公路在暮色中延伸,两侧的草甸逐渐被低矮灌木取代。那道红痕越来越亮,颜色从橘红变成炽烈的金红,把半边天空都映亮了。林暖看得入神,脚下不自觉踩深了油门。房车在空旷的高原公路上加速,时速表指向了八十公里。
她没注意到,前方的路面在黄昏最后的光线中,泛起了一层极淡的、水波纹般的微光。
那光几乎透明,像是高温路面产生的海市蜃楼,但更规整——隐约是个拱门的形状,横跨整条公路。
车轮碾过光门的刹那,林暖听到一阵奇异的嗡鸣。
不是从耳朵传来的声音,而是直接震动鼓膜、甚至骨头的低频振动。车载导航屏幕“滋啦”一声黑屏,行车记录仪的红灯熄灭又亮起,车内所有电子设备都在那一瞬间卡顿。
紧接着,世界安静了一秒——或者说,声音被替换了。
原本高原上呼啸的风声,变成了树叶摩擦的沙沙声;引擎的轰鸣变得沉闷遥远;连招财的呼吸声都仿佛隔了一层水幕。林暖感到一阵短暂的眩晕,像是坐电梯急速上升时的那种失重感。
等她回过神,猛踩刹车时,房车已经停在了完全陌生的地方。
天空中的红痕消失了。
不是渐渐淡去,而是像被凭空抹除一样,连一丝光晕都没留下。黄昏的天空干净得像刚擦洗过的玻璃,只有几颗早亮的星星开始闪烁。
林暖茫然地看向车外,心跳漏了一拍。
房车停在一条土路上,但这不是高原公路——道路两侧是参天古木,树干粗得需要两三人合抱,树皮皲裂如龙鳞,藤蔓如巨蟒缠绕而上。树冠在高处交织成密不透光的穹顶,只有零星几缕夕阳金光如利剑般刺穿叶隙,在弥漫着淡蓝色雾气的地面上投下光斑。

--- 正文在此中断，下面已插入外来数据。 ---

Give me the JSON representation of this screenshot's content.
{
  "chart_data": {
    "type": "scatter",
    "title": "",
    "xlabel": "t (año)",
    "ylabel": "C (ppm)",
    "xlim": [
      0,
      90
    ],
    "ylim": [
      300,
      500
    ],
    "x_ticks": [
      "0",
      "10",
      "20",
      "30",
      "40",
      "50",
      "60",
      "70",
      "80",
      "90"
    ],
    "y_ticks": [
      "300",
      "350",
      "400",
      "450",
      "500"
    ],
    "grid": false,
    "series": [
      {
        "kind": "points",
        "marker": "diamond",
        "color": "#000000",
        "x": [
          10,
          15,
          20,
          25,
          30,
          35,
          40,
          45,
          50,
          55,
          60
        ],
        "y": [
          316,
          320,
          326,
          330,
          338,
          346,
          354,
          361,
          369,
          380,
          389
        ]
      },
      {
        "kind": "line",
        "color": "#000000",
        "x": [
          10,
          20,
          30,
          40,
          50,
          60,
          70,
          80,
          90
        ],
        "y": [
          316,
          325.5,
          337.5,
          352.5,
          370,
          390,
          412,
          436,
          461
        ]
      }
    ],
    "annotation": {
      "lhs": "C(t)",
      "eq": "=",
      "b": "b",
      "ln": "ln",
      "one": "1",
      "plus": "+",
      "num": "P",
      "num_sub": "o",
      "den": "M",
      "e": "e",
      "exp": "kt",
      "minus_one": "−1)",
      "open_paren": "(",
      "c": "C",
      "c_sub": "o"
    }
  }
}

空气的味道全变了:高原那种清冽干燥的空气消失了,取而代之的是潮湿的、充满腐殖质甜香和某种陌生花香的气息。每一次呼吸,肺里都充盈着浓郁到几乎醉人的氧气。
“我……没转弯啊。”林暖喃喃自语,手指有些发凉。
她清楚记得自己一直沿着笔直的公路行驶。就算有弯道,也不可能在几秒内从开阔草甸进入原始森林——地形过渡呢?植被变化呢?
招财发出低低的“呜”声,前爪扒拉着车窗,警惕地扫视外面的密林。元宝也从猫窝里钻出来,跳上中控台,蓝眼睛瞪得圆圆的,耳朵转向前方——这是它高度警觉时的姿态。
林暖强迫自己冷静下来。她先检查车辆状态:引擎正常,油表显示还有四分之三,轮胎气压正常。然后她打开行车记录仪回放——
画面显示,在某个时间点前,镜头里还是高原草甸和远处的雪山。然后画面剧烈晃动了一下,正是碾过光门的瞬间,接着就像信号受到干扰般出现大量雪花纹。三秒后画面恢复,已经变成了茂密的森林,而且光线明显变暗,像是进入了黄昏更深的阶段。
“时间也对不上……”林暖看了眼车载时钟:19:47。但她记得开始追逐红痕时是19:20,开了不到半小时,高原上的黄昏应该还没这么暗。
她推开车门,试探着踩上地面。
脚下是厚厚的、松软的腐殖层,踩上去悄无声息。她蹲下身,用手指捻起一点泥土——深褐色,湿润,夹杂着破碎的苔藓和真菌菌丝。这种土壤结构和高原的沙质土完全不同。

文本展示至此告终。